Los ejes para la reforma permanente anunciados este mediodía por Mauricio Macri incluyen una nueva relación fiscal entre Nación y Provincias. Si bien dejó el cómo a definir en las mesas del diálogo y en el Congreso, el encuadre del Presidente desliza el desconocimiento de las responsabilidades del gasto en salud y educación a cargo del interior. Es el turno de los gobernadores que no la tienen fácil.

Posadas (Lunes, 30 de octubre) Ahora será el turno del diálogo. Mauricio Macri acaba de establecer tres ejes fundamentales para avanzar en un “reformismo permanente”, plebiscitado el 22 de octubre. Abarca las políticas fiscales, de generación de empleo y de calidad institucional, generalidades que no pueden negarse como necesidad de abordaje político. Pero si bien el Presidente marcó un rumbo claramente identificable con las utopías liberales se cuidó de anunciar el cómo y sólo se limitó a informar que en los próximos días presentará en el Congreso de la Nación las propuestas concretas.
En el primer eje referido a las reformas fiscales puso la relación Nación – Provincias en el centro del debate, con deslices que le restan credibilidad a un discurso emparentado con las prédicas religiosas. Macri gobernó dos períodos la Ciudad Autónoma con una presión impositiva superior a la media nacional a pesar de las afirmaciones de Fundaciones amigas, presión que incluso avanzaba sobre la producción primaria de provincias como la nuestra. Además, dejó comprometido el Presupuesto de la Caba en un 10% para el pago de intereses de las deudas que tomó con las entidades financieras. Un porcentaje similar al que ya tiene la Administración Nacional que en los primeros 18 meses del gobierno de Cambiemos creció un 23% y ascendió a 192.000 millones de dólares.
En este contexto ¿qué les reclama a las provincias? En forma genérica Macri cuestionó el déficit fiscal, que no cumple en la Nación, y que cuestiona a las provincias y municipios, sin diferenciar los distritos como Misiones, que en los últimos quince años no sólo se desendeudó sino que logró el equilibro de las cuentas públicas en función de una política fiscal firme que con los ingresos brutos cubrió el desfinanciamiento generado por la restricción de los recursos nacionales. Le faltó a Macri admitir que las provincias son las que tienen la responsabilidad de sostener la salud pública y la educación. Cuando habla de equidad debería incluir el sentido del gasto. Paradojalmente, mientras el liberal Macri administró su distrito incrementando el déficit y el endeudamiento, aquí, Carlos Rovira resignificó el sentido progresista del equilibrio fiscal. Digamos que le robó las banderas al discurso liberal con gobiernos que en la práctica nunca lo aplicaron.

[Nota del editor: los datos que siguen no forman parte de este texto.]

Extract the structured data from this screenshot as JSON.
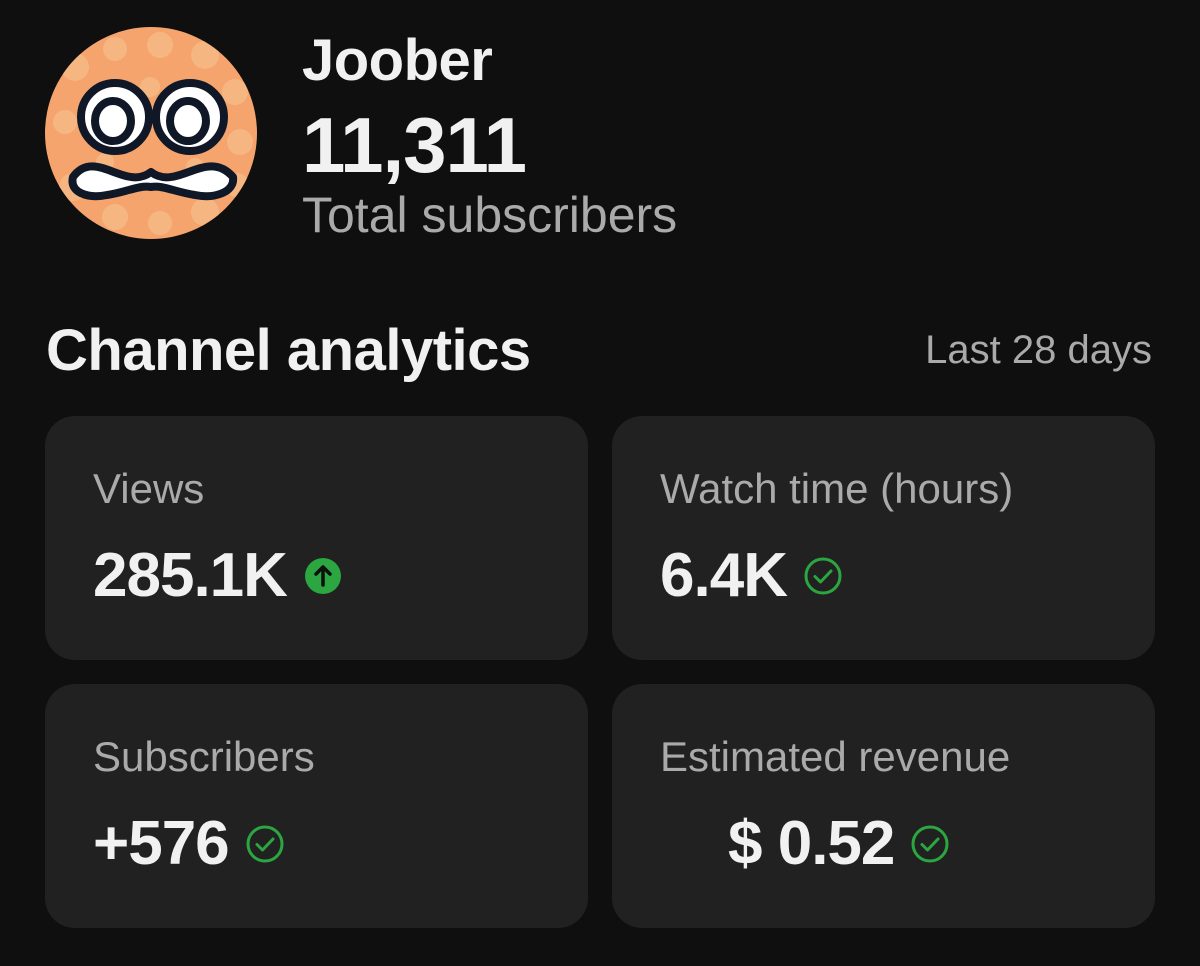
{
  "channel": {
    "name": "Joober",
    "subscriber_count": "11,311",
    "subscriber_label": "Total subscribers",
    "avatar_icon": "googly-eyes-mustache-face-icon"
  },
  "analytics": {
    "title": "Channel analytics",
    "period": "Last 28 days",
    "metrics": [
      {
        "label": "Views",
        "value": "285.1K",
        "status": "above-typical",
        "status_icon": "arrow-up-circle-icon"
      },
      {
        "label": "Watch time (hours)",
        "value": "6.4K",
        "status": "typical",
        "status_icon": "check-circle-icon"
      },
      {
        "label": "Subscribers",
        "value": "+576",
        "status": "typical",
        "status_icon": "check-circle-icon"
      },
      {
        "label": "Estimated revenue",
        "value": "$ 0.52",
        "status": "typical",
        "status_icon": "check-circle-icon"
      }
    ]
  },
  "colors": {
    "background": "#0f0f0f",
    "card": "#212121",
    "text_primary": "#f1f1f1",
    "text_secondary": "#aaaaaa",
    "status_green": "#2ba640",
    "avatar_orange": "#f4a46c"
  }
}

Antes de hoy y ni bien concluyó su discurso, los medios hegemónicos porteños traducen la convocatoria de Macri como un gesto “generoso” (Clarín, La Nación, TN) porque entienden que la victoria electoral del 22-O le habría dado un poder político suficiente para avanzar unilateralmente con las reformas. Pero poder electoral no es poder político. Como nunca ha sucedido en la Argentina pos dictadura, el gobierno nacional no tiene mayorías en el Congreso de la Nación. En consecuencia, el llamado a formar consensos no es un gesto de voluntad política sino de puro realismo. Si Macri pretende introducir reformas de fondo, como lo sostuvo en el discurso, necesita inexorablemente la concurrencia de las fuerzas representadas en las dos cámaras del parlamento nacional y en consecuencia con acuerdos con los gobernadores.
El Presidente adelantó que pretende establecer una nueva relación fiscal entre Nación y Provincias y las encuadró en una distribución equitativa de los recursos. Es el eje que sostienen los gobernadores. Ingresos Brutos podrá ser el impuesto más injusto del mundo, pero mientras la Nación se quede con más del 70% de la recaudación, a las provincias no le queda otra. El Presidente, desde su cosmovisión liberal piensa al Estado como un aparato enfrentado, o al menos obstaculizador, de la actividad privada. Desde las provincias, la relación Estado sociedad, pasa fundamentalmente por la prestación de los servicios esenciales de salud y educación, que desde la calidad de lo público opera como redistribuidor de ingresos en favor de los más humildes.
Por las palabras de Macri hoy, los gobernadores no la tendrán fácil en la mesa del diálogo. Más allá de las voluntades revestidas de la prédica new age, en todas las sociedades existen intereses contrapuestos. El discurso negador de las diferencias de clase e incluso de la dependencia, “nuestro único enemigo son los problemas” dijo Macri, favorece la negación de las necesidades del interior. Se podría concluir en esta lectura rápida del discurso del Presidente, que la cuestión de fondo de los problemas argentinos no puede abordarse desde la visión anti-política que pone en el desarrollo tecnológico el motor de la historia.